Gecenin hatırda kalan anları:

- Röportaj boyunca Jimmy sakin, hevesli ve espriliydi. Özellikle kahkahasını duymak ve onunla birlikte gülmek çok güzeldi.

- Bir kez daha Jimmy'nin aynı anda hem gizemli hem de sıcak biri olmasına hayran kaldım.

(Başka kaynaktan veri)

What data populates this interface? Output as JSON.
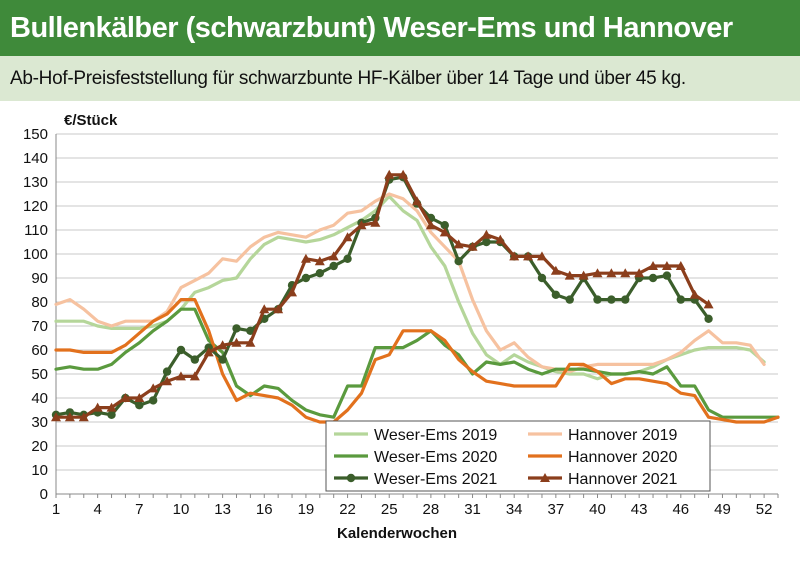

Kendisinin de dediği gibi light and shade, sanırım...

- Röportaj başlamadan önce gözüm, en önde oturan uzun, kızıl ve dalgalı saçlarıyla Pre-Raphaelite resimlerinden fırlamış gibi görünen ve baştan aşağı siyah giyinmiş bir kıza kaydı. 20'li yaşların ortasında olmalıydı. İçimdeki fangirl magazin gazetecisi meraklandı: Bu kız, geçen ay Jimmy'le el ele tutuşarak yürürken objektiflere yakalanmış olan kız mıydı? Evet, büyük ihtimalle öyleydi. İlişkileri hakkında bir fikrim yoktu o zamanlar ama aradan aşağı yukarı 1 buçuk yıl geçti ve hâlâ birlikteler, halkın içine de çıkıyorlar sıklıkla. Scarlett Sabet imiş adı kızın, 26 yaşındaymış ve bir şairmiş. 

- Jimmy daha önce hiç duyulmamış birkaç tatlı hikâye anlattı. Bir keresinde Piccadilly Caddesi'nde broşür dağıtan Belçikalı bir kıza rastlamış. Onu çekici bulmuş ve İskoçya'ya davet etmeyi düşünüyormuş (bu tam Led Zeppelin III albümünün çıkışından sonra oluyor, 1970 gibi.) Sonra kız, Jimmy'nin Led Zeppelin'in solisti Robert Plant'le romantik bir illişki içinde olduğunu düşündüğünü söylemiş, bu çıkarımı da LZ III albümündeki "bütünlük hissi teması"ndan ve albüm hazırlığı sırasında Bron-Yr-Aur bölgesinde bir kulübede kalmalarından yapmış. Bu noktada hepimiz delice gülüyorduk ve Jimmy, bir gülümsemeyle: "Sonuçta kız benimle İskoçya'ya gelmedi." dedi.

- Aynı zamanda ünlü, kısa Zoso süveterinin bir arkadaşının kız arkadaşı tarafından verildiğini ve sözünün eri birisi olduğu için onu giydiğini söyledi.

- Jimmy ile özdeşleşen "Zoso" sembolünün anlamını söyleyip söylemeyeceği sorulunca sadece "Hayır." dedi, kalabalık bu sözü tezahüratla karşıladı. Onun hakkında çok meraklı olsak da aslında gizemini korumasını seviyorduk, değil mi?

Akşam sona erdi ve Jimmy tatlı gülümsemesiyle ve hak edilmiş bir ayakta alkışlanmayla salonu terk etti. Ben de treni yakalamaya gittim. Duygusal, şanslı ve biraz melankolik hissettiğim bir akşam oldu. Hâlâ tüm zamanların en başarılı, yaratıcı ve çekici gitaristini; en sevdiğim şarkıları yazan ve yıllarca sahnelerde çalan adamı gördüğüme, bütün bunların gerçekleştiğine inanamıyorum. Ah, ama evet, gerçekleşti. Umarım bir gün canlı canlı o büyüleyici müziğini çalışına da tanık olabilirim.